De Cristo a Krishna. Da partícula de Deus à Mercúrio retrógrado. Em cada penitência cumprida e em cada blasfêmia o ser humana desenvolve explicações para tudo. Aparentemente, existe uma força torrencial em cada indivíduo que os impele a emitir suas opiniões ou juizo de valor sobre cada evento, objeto, sujeito e conceito. Principalmente quando falamos de arte.
Devo adimitir, realmente a arte tem lá seus delírios e excentricidades. No entanto, a dimensão de entendimento sobre o que é? (enquanto campo do conhecimento), e o que fazer? (da experiência diante da obra de arte), está incrivelmente distante de seu aspecto social digamos… “popular”.
Enquanto linguagem, para o grande público, uma noção antiga, revista e reforçada pela filosofia iluminista, alimenta o ideário de que a Arte é algo que atinge um mérito estético, técnico, primorosamente executada e extasiante. É como se a essência de um trabalho artístico estivesse contida apenas na capacidade técnica de um indivíduo reproduzir uma paisagem, um retrato ou alguns objetos corriqueiros. Eu sei, isso é arte sim. Mas devo dizer que a arte não se restringe a essa concepção.

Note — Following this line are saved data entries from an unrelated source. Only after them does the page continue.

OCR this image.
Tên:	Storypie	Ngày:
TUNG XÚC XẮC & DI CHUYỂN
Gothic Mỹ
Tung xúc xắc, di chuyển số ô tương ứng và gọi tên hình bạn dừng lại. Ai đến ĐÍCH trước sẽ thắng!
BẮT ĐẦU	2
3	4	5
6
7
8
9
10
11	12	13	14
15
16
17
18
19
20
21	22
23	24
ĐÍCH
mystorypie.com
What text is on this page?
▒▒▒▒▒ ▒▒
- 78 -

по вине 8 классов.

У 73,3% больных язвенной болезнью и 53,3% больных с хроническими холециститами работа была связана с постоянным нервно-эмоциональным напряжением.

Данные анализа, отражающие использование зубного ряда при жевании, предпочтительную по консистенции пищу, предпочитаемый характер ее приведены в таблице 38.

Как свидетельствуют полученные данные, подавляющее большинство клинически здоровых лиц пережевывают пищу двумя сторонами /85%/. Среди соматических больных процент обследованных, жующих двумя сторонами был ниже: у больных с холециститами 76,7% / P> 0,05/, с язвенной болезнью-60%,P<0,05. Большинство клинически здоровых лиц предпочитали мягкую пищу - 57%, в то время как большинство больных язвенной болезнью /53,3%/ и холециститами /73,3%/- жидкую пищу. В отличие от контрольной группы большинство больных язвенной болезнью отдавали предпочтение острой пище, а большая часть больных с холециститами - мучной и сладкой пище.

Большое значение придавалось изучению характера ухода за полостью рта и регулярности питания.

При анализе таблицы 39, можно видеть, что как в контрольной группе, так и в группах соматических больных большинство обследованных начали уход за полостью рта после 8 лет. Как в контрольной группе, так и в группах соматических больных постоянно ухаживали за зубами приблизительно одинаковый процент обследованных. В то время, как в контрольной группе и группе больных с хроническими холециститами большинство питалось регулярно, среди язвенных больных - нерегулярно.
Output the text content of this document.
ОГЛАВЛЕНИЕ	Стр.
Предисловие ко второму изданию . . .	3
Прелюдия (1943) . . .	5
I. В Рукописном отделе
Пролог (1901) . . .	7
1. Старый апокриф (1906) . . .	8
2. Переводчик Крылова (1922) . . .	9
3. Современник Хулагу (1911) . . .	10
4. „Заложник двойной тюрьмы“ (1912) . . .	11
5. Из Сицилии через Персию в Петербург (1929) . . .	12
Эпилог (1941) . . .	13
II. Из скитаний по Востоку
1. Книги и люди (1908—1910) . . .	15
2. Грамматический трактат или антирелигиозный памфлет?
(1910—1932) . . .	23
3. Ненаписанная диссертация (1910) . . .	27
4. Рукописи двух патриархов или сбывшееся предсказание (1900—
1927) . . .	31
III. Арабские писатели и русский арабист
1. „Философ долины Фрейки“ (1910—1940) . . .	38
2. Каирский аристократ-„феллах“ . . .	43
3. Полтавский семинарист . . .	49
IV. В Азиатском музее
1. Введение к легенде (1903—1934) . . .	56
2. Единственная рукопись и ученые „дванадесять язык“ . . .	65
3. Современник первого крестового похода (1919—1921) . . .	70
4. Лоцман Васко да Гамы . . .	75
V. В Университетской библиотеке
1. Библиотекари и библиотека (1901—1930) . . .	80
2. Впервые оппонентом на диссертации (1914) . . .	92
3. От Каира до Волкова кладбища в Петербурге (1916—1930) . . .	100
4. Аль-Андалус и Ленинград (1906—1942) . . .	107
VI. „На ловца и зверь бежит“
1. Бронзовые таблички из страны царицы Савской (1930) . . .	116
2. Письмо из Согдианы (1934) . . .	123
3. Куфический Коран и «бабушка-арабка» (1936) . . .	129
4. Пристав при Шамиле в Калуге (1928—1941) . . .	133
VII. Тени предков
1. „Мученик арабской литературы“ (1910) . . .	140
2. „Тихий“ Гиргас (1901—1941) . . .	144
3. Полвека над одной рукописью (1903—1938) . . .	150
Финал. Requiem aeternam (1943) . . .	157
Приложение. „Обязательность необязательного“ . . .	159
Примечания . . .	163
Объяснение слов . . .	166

Por outro lado, vemos grupos pseudo imbuídos de arquétipos do fazer artístico pós-moderno, descobrir, na inteligência das artes, uma ferramenta de distinção social. Talvez seja uma debilitadade decorrente da precoce e constante exposição a tecnologias como a internet e as midias socias, mas o ponto é que, obras contemporâneas cuja valoração encontra-se nas minúscias que perpassam os discursos, são utilizadas para hierarquizar um complexo sistema de castas intelectuais, do tipo:
– Nossa, você não entendeu a performance da Marina Abramovic? Eu sei, é difícil mesmo. Eu adoro as performances dela!
Veja bem, o ponto aqui não é você achar que arte é só a pintura clássica e o barroco, tampouco adorar de maneira excêntrica a obra da Marina Abramovic. O fato é: você realmente entende como a proposição contribuiu para o campo da arte? E se entende, o que isso te proporciona como ser no mundo? O questionamento em si é especificamente com a necessidade de criar explicações e emitir opiniões parcamente embasadas para todas as situações. E se citarmos o mercado da Arte então… podemos dizer que as distâncias ficam ainda maiores.
Enfim, nos casos citados, podemos enxergar exemplos de como há uma progressão acadêmica nas discussões artísticas que não inclui o indivíduo comum. Pelo contrário, o coloca na condição de estrangeiro no território das artes, enquanto ele acredita estar apto a usar um repertório escasso para emitir suas opiniões e construir suas noções sobre arte e cultura. E este é um fenômeno que contribui para que leituras equivocadas sobre a função social de um artísta construam as narrativas pitorescas que ocupam uma parcela hegemônica no pensamento do senso comum.
Por isso é importante discutirmos essas questões. Essa percepção de massa influencia diretamente na criação de políticas públicas voltadas para o fomento de ações culturais e artísticas, precarizando as condições de trabalho de milhares de artístas, além de contribuir para que práticas de demonização da categoria sejam cada vez mais frequentes, especialmente quando houver performances com nudez, ou referência religiosa, por exemplo.
É preciso ter em mente que a arte é um campo do conhecimento complexo e ambíguo, que deve ser tratado com seriedade e comprometimento. Da mesmo forma que não vemos ninguém questionar à um engenheiro se um edifício é de realmente um edifício, podemos supor que, se as pessoas não se amotinassem escandalizadas em boicotes por virem algo que não consideram arte, seria pelo fato de termos socializado os debates e reduzido o enrigecimento desse status quo.
Talvez nesse dia, as nossas versões de tudo sejam construídas de maneira mais tolerante, crítica, acessível e solidária.
Frederico Lopes é Artista, educador, encadernador, escritor e violonista. Trabalha no Memorial da República Presidente Itamar Franco e é fundador da Bodoque Artes e ofícios.